I read diet books like they were sacred tomes, and tried everything I could find to get the weight off. I cut calories. I went even lower in fat. I worked out like a maniac, spending a good hour running my butt off - or trying to - on treadmills. Slowly, my weight crept down - to 130lbs, where it stubbornly decided to set up house. Nothing I did could budge that number any lower. I gave up, deciding that I was just genetically destined to be a bit pudgy.

Then, I quit smoking. Terrified of gaining more weight, I hit the internet and stumbled upon a low-carb message board. Why not? I'd tried everything else, after all. And since I was back to eating meat (I just never felt well without it), it seemed doable. Even though it went against everything I'd read about what constituted a healthy diet, I gave it a shot.

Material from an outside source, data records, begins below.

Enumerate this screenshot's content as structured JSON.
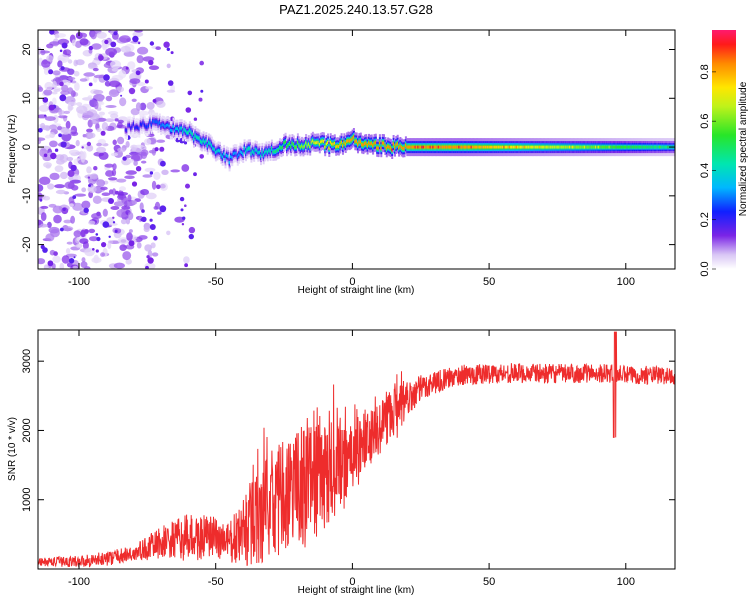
{
  "figure": {
    "title": "PAZ1.2025.240.13.57.G28"
  },
  "chart_data": [
    {
      "type": "heatmap",
      "name": "spectrogram",
      "xlabel": "Height of straight line (km)",
      "ylabel": "Frequency (Hz)",
      "xlim": [
        -115,
        118
      ],
      "ylim": [
        -25,
        24
      ],
      "xticks": [
        -100,
        -50,
        0,
        50,
        100
      ],
      "yticks": [
        20,
        10,
        0,
        -10,
        -20
      ],
      "colorbar": {
        "label": "Normalized spectral amplitude",
        "range": [
          0,
          0.97
        ],
        "ticks": [
          0.0,
          0.2,
          0.4,
          0.6,
          0.8
        ]
      },
      "ridge": {
        "x": [
          -83,
          -75,
          -70,
          -65,
          -60,
          -55,
          -50,
          -45,
          -42,
          -38,
          -34,
          -30,
          -25,
          -20,
          -15,
          -10,
          -5,
          0,
          5,
          10,
          15,
          20,
          30,
          40,
          50,
          60,
          70,
          80,
          90,
          100,
          110,
          118
        ],
        "freq": [
          4.0,
          4.5,
          5.0,
          3.5,
          3.0,
          1.5,
          -0.5,
          -2.5,
          -1.5,
          -0.5,
          -1.5,
          -1.0,
          0.5,
          0.5,
          0.8,
          0.5,
          0.5,
          1.5,
          0.5,
          0.2,
          0.0,
          0.0,
          0.0,
          0.0,
          0.0,
          0.0,
          0.0,
          0.0,
          0.0,
          0.0,
          0.0,
          0.0
        ],
        "amplitude": [
          0.2,
          0.25,
          0.3,
          0.35,
          0.45,
          0.45,
          0.4,
          0.35,
          0.3,
          0.45,
          0.4,
          0.45,
          0.55,
          0.6,
          0.7,
          0.75,
          0.8,
          0.85,
          0.85,
          0.85,
          0.85,
          0.85,
          0.85,
          0.85,
          0.8,
          0.75,
          0.7,
          0.65,
          0.6,
          0.55,
          0.5,
          0.45
        ]
      },
      "scatter_region": {
        "x_range": [
          -115,
          -60
        ],
        "freq_range": [
          -25,
          24
        ],
        "amplitude_range": [
          0.03,
          0.15
        ]
      }
    },
    {
      "type": "line",
      "name": "snr",
      "xlabel": "Height of straight line (km)",
      "ylabel": "SNR (10 * v/v)",
      "xlim": [
        -115,
        118
      ],
      "ylim": [
        0,
        3450
      ],
      "xticks": [
        -100,
        -50,
        0,
        50,
        100
      ],
      "yticks": [
        1000,
        2000,
        3000
      ],
      "color": "#ee2c2c",
      "trend": {
        "x": [
          -115,
          -100,
          -90,
          -80,
          -70,
          -60,
          -50,
          -45,
          -40,
          -35,
          -30,
          -25,
          -20,
          -15,
          -10,
          -5,
          0,
          5,
          10,
          15,
          20,
          25,
          30,
          40,
          50,
          60,
          70,
          80,
          90,
          95,
          100,
          110,
          118
        ],
        "y": [
          100,
          110,
          150,
          220,
          380,
          450,
          450,
          380,
          500,
          700,
          950,
          1050,
          1200,
          1250,
          1300,
          1450,
          1650,
          1900,
          2050,
          2250,
          2450,
          2600,
          2700,
          2800,
          2820,
          2830,
          2820,
          2820,
          2830,
          2820,
          2800,
          2800,
          2780
        ]
      },
      "noise_amplitude": {
        "x": [
          -115,
          -80,
          -60,
          -45,
          -35,
          -25,
          -15,
          0,
          15,
          25,
          35,
          118
        ],
        "amp": [
          60,
          120,
          350,
          300,
          700,
          800,
          900,
          500,
          350,
          200,
          150,
          130
        ]
      },
      "events": [
        {
          "x": 96,
          "min": 1900,
          "max": 3420
        }
      ]
    }
  ]
}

Fast forward a year and a half to the present. Today, I am 113lbs, the lowest weight of my adult life. I broke almost every rule of healthy eating along the way - I eat lots of red meat, almost no fibre, very little fruit. Most days, my diet falls anywhere between 65-85% fat, most of which comes from animal products (like the formerly dreaded butter). I discovered, about a year ago, that I have an intolerance to gluten - so anything with wheat, rye, barley and other cereal grains not only makes me inflate like a puffer fish, but makes me ill and will eventually, if I continue eating it, lead to an autoimmune disease and other health problems. My hay-fever, acne, and a host of other issues have completely vanished. I don't count calories, I don't spend an hour on the treadmill, and I've never, ever felt healthier in my life.

Having a healthy body and mind means that you have to know what foods work and don't work for you. Having a healthy business isn't much different. In both cases, you have to know your Essential Message - what makes you different. Only when you know your true differentiation, and apply it throughout all of your messaging, can your marketing efforts - and your business - really succeed.

Your mission, should you choose to accept it:  Some smart person once defined insanity as doing the same things over and over again, and expecting a different result. Where have you been spinning your wheels? Find one area of your business that's been lagging, and try something completely different. Examine your current marketing efforts - are they based on your true differentiation? Do you know your true differentiation, what REALLY sets you apart from everyone else out there?